Half hidden down a small pedestrian path called Graces Alley, a short way between Cable Street and The Highway is one of the East End’s gems and the world’s oldest surviving grand music hall – Wilton’s.
Unlike so many buildings in the East End that have been ‘gentrified’ over the years, the first time visitor to Wilton’s Music Hall would be mistaken in thinking that this is a crumbling relic of a bygone age.
Wilton’s was originally an alehouse from around 1743 and was renamed The Mahogany Bar in 1826 as the then landlord was the first to fit a magnificent mahogany bar and fittings into his pub. This was quite unprecedented in an East London pub of the time, and may well have set the scene for the traditional ‘Victorian’ look that we associate with public houses today. After about ten years, a concert room was built around the back of the pub and it became known as The Albion Saloon. For the first time, it became legally entitled to put on full length productions.
The buildings that finally make up Wilton’s today comprise five terraced houses – and to the modern eye are extremely shabby, but there was a good reason for their appearance. The bar was kept as the public entrance, and the music hall was actually built in the area behind the existing frontage. This represented common practice at the time, for as you can imagine, ‘street frontage’ for music halls was extremely expensive.
Wilton’s Music Hall in its original form only lasted for around 30 years, before a fire forced its closure, but during its heyday, Champagne Charlie (George Laybourne) and George Ware, who wrote the music hall classic ‘The Boy I Love is Up in the Gallery’ both performed here. A Methodist Mission eventually took over the tenancy and during the Great Dock Strike that hit the East End in 1889 served over 1000 hot meals a day in the soup kitchen that had been set up in the Mahogany Bar.
Wilton’s Music Hall remained in the hands of the Methodist Mission for almost seventy years until 1956, helping the poverty stricken East Enders through the trial and tribulations of The Blitz at the height of the Second World War.
As part of the enormous changes to the East End in the 1960’s, the building was earmarked for demolition as part of the slum clearance programme, and the Methodists were asked to leave.
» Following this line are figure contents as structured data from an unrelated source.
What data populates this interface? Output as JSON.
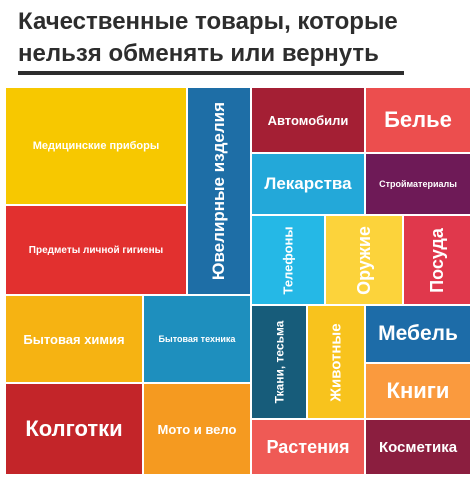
{
  "header": {
    "line1": "Качественные товары, которые",
    "line2": "нельзя обменять или вернуть"
  },
  "colors": {
    "yellow": "#f7c800",
    "red": "#e2302f",
    "yellow_orange": "#f6b312",
    "dark_red": "#c32529",
    "teal": "#1e8fbe",
    "orange": "#f59a20",
    "navy": "#1c4e7d",
    "maroon": "#a41f34",
    "coral": "#ec4e4e",
    "sky": "#23a8d9",
    "plum": "#6f1f4c",
    "purple": "#6e1a57",
    "cyan": "#25b8e6",
    "light_yellow": "#fcd33b",
    "pink_red": "#e0384c",
    "deep_teal": "#175c7a",
    "gold": "#f8c31d",
    "blue": "#1d6ca8",
    "light_orange": "#fa9a3e",
    "salmon": "#ef5a55",
    "burgundy": "#8b1e3f"
  },
  "tiles": {
    "medical": "Медицинские приборы",
    "hygiene": "Предметы личной гигиены",
    "household_chem": "Бытовая химия",
    "tights": "Колготки",
    "jewelry": "Ювелирные изделия",
    "appliances": "Бытовая техника",
    "moto": "Мото и вело",
    "cars": "Автомобили",
    "underwear": "Белье",
    "medicine": "Лекарства",
    "building": "Стройматериалы",
    "phones": "Телефоны",
    "weapons": "Оружие",
    "dishes": "Посуда",
    "fabrics": "Ткани, тесьма",
    "animals": "Животные",
    "furniture": "Мебель",
    "books": "Книги",
    "plants": "Растения",
    "cosmetics": "Косметика"
  }
}
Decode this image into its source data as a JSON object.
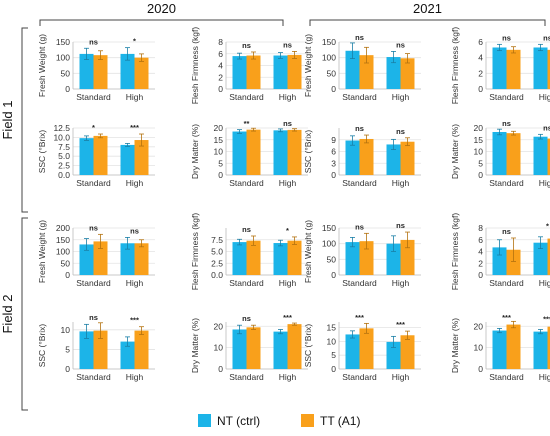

Fortunately, the plight of the building came to the attention of among others, Sir John Betjeman, Spike Milligan and Peter Sellers. They started a campaign to stop its demolition, and the building was finally purchased by the Greater London Council, gaining Grade II listing in 1971.
Regrettably, the years of neglect had taken their toll and the building itself was suffering from a considerable amount of structural damage and extensive decay. However, a concerted campaign of fundraising has led to its gradual restoration (although a lot of work has still to be done) and thanks to the efforts of the fundraising team, the public can still sit in the grand auditorium and experience for themselves first hand shows, history tours and special events that Wilton’s Music Hall puts on to this day.